Il faut dire que les centristes parisiens, jusqu’à présent,
avaient des leaders et/ou des candidats assez transparents (comme Michel d’Ornano
en 1977 ou Marielle de Sarnez en 2008) et peu à même de s’imposer en tant que
maire de la capitale.
Cela n’empêche pas Paris d’avoir cette fibre humaniste
propre au Centrisme.
Car, oui, Paris n’aime pas les sectaires, elle n’aime
surtout pas les populistes et les extrémistes dont les scores lors d’élections
sont souvent anecdotiques.
C’est en partie la raison des scores excellents d’Emmanuel
Macron dans la capitale en 2017 (puis de LaREM lors des législatives) et le
temps semblait venu pour qu’elle devienne une place forte du Centre
progressiste et social et que ce dernier s’impose aux municipales de mars prochain.

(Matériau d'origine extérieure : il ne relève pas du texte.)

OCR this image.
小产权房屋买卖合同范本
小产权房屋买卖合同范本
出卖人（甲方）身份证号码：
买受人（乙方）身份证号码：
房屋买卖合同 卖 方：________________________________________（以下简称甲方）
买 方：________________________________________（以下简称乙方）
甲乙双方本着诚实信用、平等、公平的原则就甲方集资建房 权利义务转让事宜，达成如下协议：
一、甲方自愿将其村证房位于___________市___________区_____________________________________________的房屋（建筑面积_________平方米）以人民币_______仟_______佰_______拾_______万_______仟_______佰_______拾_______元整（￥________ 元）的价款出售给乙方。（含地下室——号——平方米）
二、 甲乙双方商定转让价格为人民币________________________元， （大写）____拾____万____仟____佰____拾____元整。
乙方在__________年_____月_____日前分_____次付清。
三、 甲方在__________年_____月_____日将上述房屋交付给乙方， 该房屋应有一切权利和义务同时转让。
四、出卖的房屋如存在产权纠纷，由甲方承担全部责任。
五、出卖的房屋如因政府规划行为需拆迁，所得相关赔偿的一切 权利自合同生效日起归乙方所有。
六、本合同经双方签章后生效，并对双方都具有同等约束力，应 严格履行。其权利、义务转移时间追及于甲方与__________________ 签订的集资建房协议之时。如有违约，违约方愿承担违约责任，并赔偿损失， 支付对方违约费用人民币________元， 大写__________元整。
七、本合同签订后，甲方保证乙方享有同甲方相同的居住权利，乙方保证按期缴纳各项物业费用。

Mais ce ne sera sans doute pas le cas et la majorité
présidentielle pourrait même bien y connaitre une de ses pires déconvenues,
même si un sursaut hypothétique demeure encore possible.
Comment en est-on arrivé là?
Cette situation est autant due aux personnes, à ce qu’elles
sont et à leurs erreurs qu’à ce qu’est LaREM comme organisation et de la manière
dont elle fonctionne.
La seule chose qui n’est pas en cause, c’est le projet et la
ligne politiques à la fois du programme pour Paris mais également celui que
porte Emmanuel Macron pour la France.
Le choix de Benjamin Griveaux a été une erreur de taille.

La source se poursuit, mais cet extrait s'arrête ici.